Here’s why you might think you should one-boxing: “the predictor” has a nearly perfect track record for predicting what people in this situation will do. So, if you just go with the cardboard box, it’s pretty likely that he’d have predicted that and placed $1,000,000 in it. So if you were to one-box you’d likely end up with $1,000,000. Whereas if you were to two-box, he, surely, would have predicted that and placed a turnip in the cardboard box instead. So if you two-box you’re likely to end up with $100 plus a turnip (yuck). Since you prefer $1,000,000 over $100-and-a-turnip, you should one-box.
But, on the other hand, here’s why you might two-box: Look, “the predictor” made his prediction before you’ll make your decision (in fact he made his prediction before you even entered the room). So, regardless of what he thinks you’ll do, it’s already a fact that there’s either $1,000,000 in the cardboard box or a turnip. Nothing you do at this point will change that. So you should just two-box because your choices boil down to this: the turnip in the cardboard (if he predicted you’d two-box) plus $100 (from the glass box) or $1,000,000 (if he predicted you’d one-box) plus $100. In other words, your possible outcomes are: $100-and-a-turnip or $1,000,100. Either way, you’re $100 better off if you two-box. Therefore, you should two-box.
So what would YOU do? Are you a one-boxer? Or a two-boxer? Post your answer (and rationale, if you want) in a comment!

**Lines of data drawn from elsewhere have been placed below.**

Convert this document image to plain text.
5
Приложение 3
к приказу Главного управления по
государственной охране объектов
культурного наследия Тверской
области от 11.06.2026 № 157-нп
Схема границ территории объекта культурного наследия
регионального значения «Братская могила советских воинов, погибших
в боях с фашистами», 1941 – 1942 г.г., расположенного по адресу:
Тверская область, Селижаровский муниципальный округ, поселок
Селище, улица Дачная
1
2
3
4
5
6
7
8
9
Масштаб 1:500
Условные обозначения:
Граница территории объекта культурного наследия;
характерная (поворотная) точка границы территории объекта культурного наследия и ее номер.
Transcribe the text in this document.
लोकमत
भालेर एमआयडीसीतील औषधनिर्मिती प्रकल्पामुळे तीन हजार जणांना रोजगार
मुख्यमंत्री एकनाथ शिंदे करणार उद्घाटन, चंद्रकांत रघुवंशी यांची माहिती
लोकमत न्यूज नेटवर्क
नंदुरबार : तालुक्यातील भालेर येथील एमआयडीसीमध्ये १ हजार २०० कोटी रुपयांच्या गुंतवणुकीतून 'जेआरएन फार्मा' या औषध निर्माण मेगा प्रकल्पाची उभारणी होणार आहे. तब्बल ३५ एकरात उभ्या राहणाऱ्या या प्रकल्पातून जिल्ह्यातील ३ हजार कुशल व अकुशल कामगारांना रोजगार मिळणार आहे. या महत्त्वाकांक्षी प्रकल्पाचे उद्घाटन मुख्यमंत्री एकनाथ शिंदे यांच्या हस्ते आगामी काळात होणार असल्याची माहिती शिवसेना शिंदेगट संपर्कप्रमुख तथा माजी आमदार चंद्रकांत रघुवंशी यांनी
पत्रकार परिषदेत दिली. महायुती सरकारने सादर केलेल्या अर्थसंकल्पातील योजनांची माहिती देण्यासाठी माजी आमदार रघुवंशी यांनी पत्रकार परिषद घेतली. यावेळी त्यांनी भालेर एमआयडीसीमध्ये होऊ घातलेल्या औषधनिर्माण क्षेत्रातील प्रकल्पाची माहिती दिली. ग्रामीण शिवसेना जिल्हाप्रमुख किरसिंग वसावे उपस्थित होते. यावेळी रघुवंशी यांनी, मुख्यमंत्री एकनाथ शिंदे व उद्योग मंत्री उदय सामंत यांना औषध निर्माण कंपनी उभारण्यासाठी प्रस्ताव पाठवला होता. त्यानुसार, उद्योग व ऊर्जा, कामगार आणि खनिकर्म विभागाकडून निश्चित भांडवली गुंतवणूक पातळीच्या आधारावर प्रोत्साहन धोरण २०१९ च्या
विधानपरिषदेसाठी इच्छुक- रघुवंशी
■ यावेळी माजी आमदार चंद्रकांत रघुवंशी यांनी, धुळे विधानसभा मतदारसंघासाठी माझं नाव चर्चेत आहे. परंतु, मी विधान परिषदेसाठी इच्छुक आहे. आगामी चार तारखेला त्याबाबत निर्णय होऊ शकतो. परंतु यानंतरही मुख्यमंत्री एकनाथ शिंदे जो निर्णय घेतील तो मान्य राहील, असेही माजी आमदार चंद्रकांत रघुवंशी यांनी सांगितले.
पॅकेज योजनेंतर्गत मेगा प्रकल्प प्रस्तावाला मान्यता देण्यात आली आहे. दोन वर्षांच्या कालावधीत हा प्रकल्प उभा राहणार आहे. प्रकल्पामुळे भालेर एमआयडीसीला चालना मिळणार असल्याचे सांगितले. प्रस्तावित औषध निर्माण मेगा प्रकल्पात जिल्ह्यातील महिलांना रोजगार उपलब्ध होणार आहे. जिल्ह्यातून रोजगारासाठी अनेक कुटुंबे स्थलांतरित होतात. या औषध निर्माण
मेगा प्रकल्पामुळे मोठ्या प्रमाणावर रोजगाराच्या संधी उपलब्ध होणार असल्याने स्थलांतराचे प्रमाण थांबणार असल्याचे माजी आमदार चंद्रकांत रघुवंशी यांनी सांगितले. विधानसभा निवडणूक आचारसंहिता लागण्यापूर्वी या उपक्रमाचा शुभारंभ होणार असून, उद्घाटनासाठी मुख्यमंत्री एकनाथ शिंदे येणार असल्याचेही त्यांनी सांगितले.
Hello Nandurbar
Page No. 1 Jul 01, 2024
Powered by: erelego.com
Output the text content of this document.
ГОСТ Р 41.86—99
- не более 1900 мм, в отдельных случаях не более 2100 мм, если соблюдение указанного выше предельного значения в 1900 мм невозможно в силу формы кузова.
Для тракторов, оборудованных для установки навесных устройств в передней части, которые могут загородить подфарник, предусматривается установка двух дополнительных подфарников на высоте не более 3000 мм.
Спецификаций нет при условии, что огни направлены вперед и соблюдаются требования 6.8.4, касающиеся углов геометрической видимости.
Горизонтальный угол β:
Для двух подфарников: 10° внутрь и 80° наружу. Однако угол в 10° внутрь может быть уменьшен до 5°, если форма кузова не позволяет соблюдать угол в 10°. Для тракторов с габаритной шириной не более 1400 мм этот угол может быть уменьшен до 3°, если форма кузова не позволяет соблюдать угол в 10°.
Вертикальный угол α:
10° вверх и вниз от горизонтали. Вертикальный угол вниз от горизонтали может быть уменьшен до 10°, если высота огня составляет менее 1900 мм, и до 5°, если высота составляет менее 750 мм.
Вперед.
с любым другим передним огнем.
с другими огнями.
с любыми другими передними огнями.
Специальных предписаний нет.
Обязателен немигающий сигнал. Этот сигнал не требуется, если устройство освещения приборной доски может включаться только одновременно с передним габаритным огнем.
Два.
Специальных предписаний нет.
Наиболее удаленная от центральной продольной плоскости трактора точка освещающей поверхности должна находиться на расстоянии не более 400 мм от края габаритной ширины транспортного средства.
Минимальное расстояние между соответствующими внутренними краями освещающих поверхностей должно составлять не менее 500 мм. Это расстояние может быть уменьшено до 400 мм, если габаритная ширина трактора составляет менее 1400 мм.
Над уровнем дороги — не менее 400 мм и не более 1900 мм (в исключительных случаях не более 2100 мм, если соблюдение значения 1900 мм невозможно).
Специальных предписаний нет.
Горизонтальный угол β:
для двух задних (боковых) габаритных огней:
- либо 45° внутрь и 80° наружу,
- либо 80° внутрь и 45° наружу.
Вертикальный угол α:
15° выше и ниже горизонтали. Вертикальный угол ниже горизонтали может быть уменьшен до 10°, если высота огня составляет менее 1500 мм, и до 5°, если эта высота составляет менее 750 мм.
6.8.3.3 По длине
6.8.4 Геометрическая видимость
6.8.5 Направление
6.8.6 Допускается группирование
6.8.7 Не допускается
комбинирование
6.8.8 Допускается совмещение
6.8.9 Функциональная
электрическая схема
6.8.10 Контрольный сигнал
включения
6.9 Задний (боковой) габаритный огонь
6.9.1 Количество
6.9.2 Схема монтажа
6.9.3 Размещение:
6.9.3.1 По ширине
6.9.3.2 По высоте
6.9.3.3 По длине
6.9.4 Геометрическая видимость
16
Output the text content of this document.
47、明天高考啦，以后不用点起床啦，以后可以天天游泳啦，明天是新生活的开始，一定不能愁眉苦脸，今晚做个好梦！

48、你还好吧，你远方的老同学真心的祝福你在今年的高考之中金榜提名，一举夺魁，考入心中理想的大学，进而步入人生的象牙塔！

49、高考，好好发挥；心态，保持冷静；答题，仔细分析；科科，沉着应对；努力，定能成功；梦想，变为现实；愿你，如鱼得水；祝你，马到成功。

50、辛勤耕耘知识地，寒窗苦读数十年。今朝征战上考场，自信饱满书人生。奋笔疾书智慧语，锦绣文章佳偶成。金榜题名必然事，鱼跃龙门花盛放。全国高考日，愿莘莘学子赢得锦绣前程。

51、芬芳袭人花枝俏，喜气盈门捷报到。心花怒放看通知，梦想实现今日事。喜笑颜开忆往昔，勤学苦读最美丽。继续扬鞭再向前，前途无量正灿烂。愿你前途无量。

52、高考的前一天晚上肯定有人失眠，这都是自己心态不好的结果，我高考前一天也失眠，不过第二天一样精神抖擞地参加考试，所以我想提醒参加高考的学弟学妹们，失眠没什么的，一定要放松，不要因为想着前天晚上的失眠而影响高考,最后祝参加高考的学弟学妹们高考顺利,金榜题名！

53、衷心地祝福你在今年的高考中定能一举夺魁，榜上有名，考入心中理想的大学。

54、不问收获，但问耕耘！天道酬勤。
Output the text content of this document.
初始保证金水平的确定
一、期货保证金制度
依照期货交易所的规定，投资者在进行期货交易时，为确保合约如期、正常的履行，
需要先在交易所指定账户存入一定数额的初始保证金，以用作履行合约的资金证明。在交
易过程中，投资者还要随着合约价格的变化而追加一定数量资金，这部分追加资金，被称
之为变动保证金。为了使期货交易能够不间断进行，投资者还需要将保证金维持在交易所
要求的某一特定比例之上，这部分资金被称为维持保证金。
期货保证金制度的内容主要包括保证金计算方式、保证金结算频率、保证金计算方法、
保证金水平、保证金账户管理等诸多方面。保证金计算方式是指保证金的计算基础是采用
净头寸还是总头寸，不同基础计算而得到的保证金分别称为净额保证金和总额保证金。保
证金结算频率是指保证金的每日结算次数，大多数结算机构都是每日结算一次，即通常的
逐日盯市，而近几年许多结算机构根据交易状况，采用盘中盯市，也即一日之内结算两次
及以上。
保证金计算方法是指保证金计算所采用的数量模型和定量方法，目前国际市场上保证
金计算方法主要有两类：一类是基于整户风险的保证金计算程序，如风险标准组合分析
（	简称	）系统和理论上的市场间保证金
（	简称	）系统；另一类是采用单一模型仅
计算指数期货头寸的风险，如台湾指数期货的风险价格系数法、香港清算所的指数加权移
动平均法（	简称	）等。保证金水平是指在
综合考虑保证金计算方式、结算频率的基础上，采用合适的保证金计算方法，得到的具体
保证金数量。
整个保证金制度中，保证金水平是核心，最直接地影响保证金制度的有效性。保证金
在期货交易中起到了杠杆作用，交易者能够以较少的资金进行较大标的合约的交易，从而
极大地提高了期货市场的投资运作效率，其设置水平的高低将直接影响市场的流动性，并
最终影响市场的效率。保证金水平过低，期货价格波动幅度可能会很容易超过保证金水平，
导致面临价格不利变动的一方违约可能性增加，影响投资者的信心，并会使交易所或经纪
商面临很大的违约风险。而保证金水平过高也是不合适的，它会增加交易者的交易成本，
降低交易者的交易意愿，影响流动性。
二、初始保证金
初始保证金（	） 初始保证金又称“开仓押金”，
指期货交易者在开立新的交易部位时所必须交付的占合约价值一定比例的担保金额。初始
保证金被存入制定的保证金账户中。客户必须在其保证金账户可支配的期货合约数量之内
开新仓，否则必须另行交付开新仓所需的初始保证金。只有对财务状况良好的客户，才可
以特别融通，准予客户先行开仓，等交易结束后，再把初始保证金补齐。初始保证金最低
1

This scenario is known as Newcomb’s Problem; some have argued that it’s essentially the same thing as the famous Prisoner’s Dilemma, while others maintain that they’re totally different. Regardless, thought, this is a classic paradox. By that I mean it’s a philosophical paradox. A philosophical paradox is a little different than what we mean when we talk about paradoxes colloquially. After all, it might seem “paradoxical” when your girlfriend says she loves you but goes around making out with other people. But that’s not genuinely paradoxical (really, she’s just a bitch). Something is philosophically paradoxical if there are two persuasive arguments that have contradictory conclusions (like above), or an argument which contradicts and baffles our intuitions (like the Traveler’s Dilemma). When thinking about paradoxes, you end up running circles around in your reasoning process. I think they’re interesting, fun, and often shake the foundations of our beliefs. But maybe I’m on my own thinking there something worth talking about here. I could say more, but I think that’s enough for now. This is just my spur-of-the-moment thoughts on the subject. I could be wrong. After all, what do I know.
2 comments:
i would 2 box i think, then i get some money, and if they predicted that i was going to 1 box (knowing that i would like the million, but also knowing that if i knew there was a million and doing this degredation of IRrationalising - what the predictor would think that i would think that they would think me to think ...?) i would tend to two box it, then i have the possibility of 1 000 100 (even if this predictor thought that i would two box, then turniped me then i'd still get 100) - i can see this paradox, and have thought about it for FAR TOO LONG now, knowing that noone would ever present me with this situation in reality i have come to the ultimate conclusion that paul and the predictor are both jerks!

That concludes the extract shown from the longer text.